Sunday, March 01, 2009

By Guaranteeing Against Risk, Government MAXIMIZES Deaths and Injuries

Had a little piece in the News and Observer today. The prompt was the AM2PAT debacle, where dirty and contaminated syringes continued to be sold long after several people had gotten sick, or even died.

They (N&O) edited it quite a bit. (Fair enough, have to make it fit, no complaints.)

But this is the slightly longer version, with more explanation:

At present, we have the worst health, safety, and drug regulation system that I can imagine. We spend a great deal of money, consumers are not safe, and the system of inspections and regulations burden business unnecessarily.

Imagine that there were NO regulations, of any kind, on drugs or food. (This was true for much of human history, of course, and is true now in many countries). Would production and trade in these goods cease? No, what would happen is that people would rely on brand name, reputation, and repeat business. We would buy from a local butcher we trusted, and buy a brand name drug company. Private certification commitments, like those made by Consumer Reports or Underwriters Laboratory, would become very important. Within two years or so, the system would be SAFER than it is now.

Or, imagine that we had a real system of inspections, with an FDA that was incentivized to conduct real investigations, and to protect public safety. That might work, too.

What we have, instead, is a system with three features. These features interact to create a serious public health danger. Unless something changes, we are going to face injuries and deaths in the thousands, not just the dozens like with AM2PAT.

Feature 1: Government promises perfect safety and zero risk. This means that people stop buying brand name products, and buy the cheapest, often imported, product that they can find.

Feature 2: The government promise of perfect safety crowds out the responsible brand names. Frivolous and intrusive regulations raise the cost of doing business honestly, so that the firms that would actually try to supply high quality products are crowded out of the market by low cost competitors. Surviving firms cut corners, and produce dangerous and adulterated products.
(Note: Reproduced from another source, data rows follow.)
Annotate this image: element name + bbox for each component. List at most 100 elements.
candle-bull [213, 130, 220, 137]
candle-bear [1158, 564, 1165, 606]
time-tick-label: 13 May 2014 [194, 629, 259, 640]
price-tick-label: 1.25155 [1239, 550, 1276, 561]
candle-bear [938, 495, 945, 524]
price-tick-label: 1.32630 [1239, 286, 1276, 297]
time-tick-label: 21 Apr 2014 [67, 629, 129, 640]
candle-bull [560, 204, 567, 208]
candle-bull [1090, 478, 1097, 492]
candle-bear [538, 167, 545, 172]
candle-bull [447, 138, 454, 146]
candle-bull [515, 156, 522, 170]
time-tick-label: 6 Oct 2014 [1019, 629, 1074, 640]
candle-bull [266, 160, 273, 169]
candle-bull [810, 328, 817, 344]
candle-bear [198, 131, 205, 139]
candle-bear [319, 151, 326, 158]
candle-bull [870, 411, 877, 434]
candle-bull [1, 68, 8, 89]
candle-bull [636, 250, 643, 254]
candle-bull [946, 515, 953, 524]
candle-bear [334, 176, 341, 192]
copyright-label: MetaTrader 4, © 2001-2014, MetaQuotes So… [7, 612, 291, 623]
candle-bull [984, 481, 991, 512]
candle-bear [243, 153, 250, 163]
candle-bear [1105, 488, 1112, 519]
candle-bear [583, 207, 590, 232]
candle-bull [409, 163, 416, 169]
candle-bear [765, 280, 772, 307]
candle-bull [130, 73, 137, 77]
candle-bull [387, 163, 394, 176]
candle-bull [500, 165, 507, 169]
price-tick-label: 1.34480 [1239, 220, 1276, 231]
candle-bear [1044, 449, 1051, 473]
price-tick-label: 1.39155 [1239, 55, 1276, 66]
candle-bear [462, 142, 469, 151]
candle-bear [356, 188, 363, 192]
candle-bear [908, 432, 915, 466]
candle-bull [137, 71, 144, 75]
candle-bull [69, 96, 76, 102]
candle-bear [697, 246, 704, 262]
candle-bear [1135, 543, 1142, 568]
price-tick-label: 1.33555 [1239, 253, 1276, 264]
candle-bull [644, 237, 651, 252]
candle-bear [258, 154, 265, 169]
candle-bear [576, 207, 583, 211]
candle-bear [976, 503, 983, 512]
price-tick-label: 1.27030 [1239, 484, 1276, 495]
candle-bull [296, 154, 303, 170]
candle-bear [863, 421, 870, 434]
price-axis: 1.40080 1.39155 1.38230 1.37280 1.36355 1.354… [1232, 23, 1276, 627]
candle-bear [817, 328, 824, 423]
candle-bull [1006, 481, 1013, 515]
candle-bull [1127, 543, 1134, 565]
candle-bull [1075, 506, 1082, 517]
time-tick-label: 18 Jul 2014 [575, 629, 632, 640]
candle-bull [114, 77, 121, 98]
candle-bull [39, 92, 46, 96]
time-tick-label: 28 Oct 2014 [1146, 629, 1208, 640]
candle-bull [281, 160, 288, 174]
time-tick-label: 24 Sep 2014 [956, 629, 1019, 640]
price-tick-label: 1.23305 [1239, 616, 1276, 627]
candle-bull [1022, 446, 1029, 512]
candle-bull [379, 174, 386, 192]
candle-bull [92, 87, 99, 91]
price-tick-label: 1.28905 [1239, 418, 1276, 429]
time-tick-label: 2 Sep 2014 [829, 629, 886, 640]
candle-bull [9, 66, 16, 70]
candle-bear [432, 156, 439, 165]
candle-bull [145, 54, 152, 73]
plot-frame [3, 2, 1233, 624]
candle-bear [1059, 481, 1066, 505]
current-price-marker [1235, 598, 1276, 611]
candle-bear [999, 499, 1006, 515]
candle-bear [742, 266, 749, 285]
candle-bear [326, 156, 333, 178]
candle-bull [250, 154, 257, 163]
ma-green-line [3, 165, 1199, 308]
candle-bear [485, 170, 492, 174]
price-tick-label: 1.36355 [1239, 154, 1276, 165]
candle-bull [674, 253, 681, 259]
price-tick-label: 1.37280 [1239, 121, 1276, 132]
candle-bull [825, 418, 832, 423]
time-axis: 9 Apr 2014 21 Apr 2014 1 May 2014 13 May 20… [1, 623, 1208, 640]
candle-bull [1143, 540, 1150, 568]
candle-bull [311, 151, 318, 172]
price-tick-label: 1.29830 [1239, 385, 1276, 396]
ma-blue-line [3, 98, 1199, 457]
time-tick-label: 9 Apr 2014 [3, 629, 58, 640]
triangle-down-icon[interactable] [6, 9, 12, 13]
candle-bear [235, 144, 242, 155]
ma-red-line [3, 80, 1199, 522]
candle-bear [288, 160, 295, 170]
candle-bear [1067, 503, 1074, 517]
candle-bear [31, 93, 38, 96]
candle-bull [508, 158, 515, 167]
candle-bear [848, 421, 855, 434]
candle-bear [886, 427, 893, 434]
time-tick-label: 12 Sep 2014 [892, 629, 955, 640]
Consumers ignore brand name, and quality considerations, because they think that the government is doing all the work of taking risk out of the process.

Feature 3: It is impossible for government to carry out its promise of zero risk, even in the best of circumstances. There are too many producers, and products.
It makes no sense for consumers to think that brand names don't matter, and that quality can be ignored. Worse, our government under the Bush administration actually seemed intent on making the "government is incompetent" prediction even more true than it has to be. Our system of inspecting drugs and food is rotten, full of incompetence, corruption, and bureaucratic inertia.

The result is that neither markets nor government can solve the problem. But the root of the problem is the false promise of zero risk. Consumers have to recognize that they have some responsibility to make good choices, to inspect labels, and to buy brand name products.

Governments cannot protect us against all risks, even if they perform perfectly. And they don't perform perfectly.

1 comment:

Nathanael D Snow said...

If it can work with health care why can't it work with banks? Or why not privatize the central bank?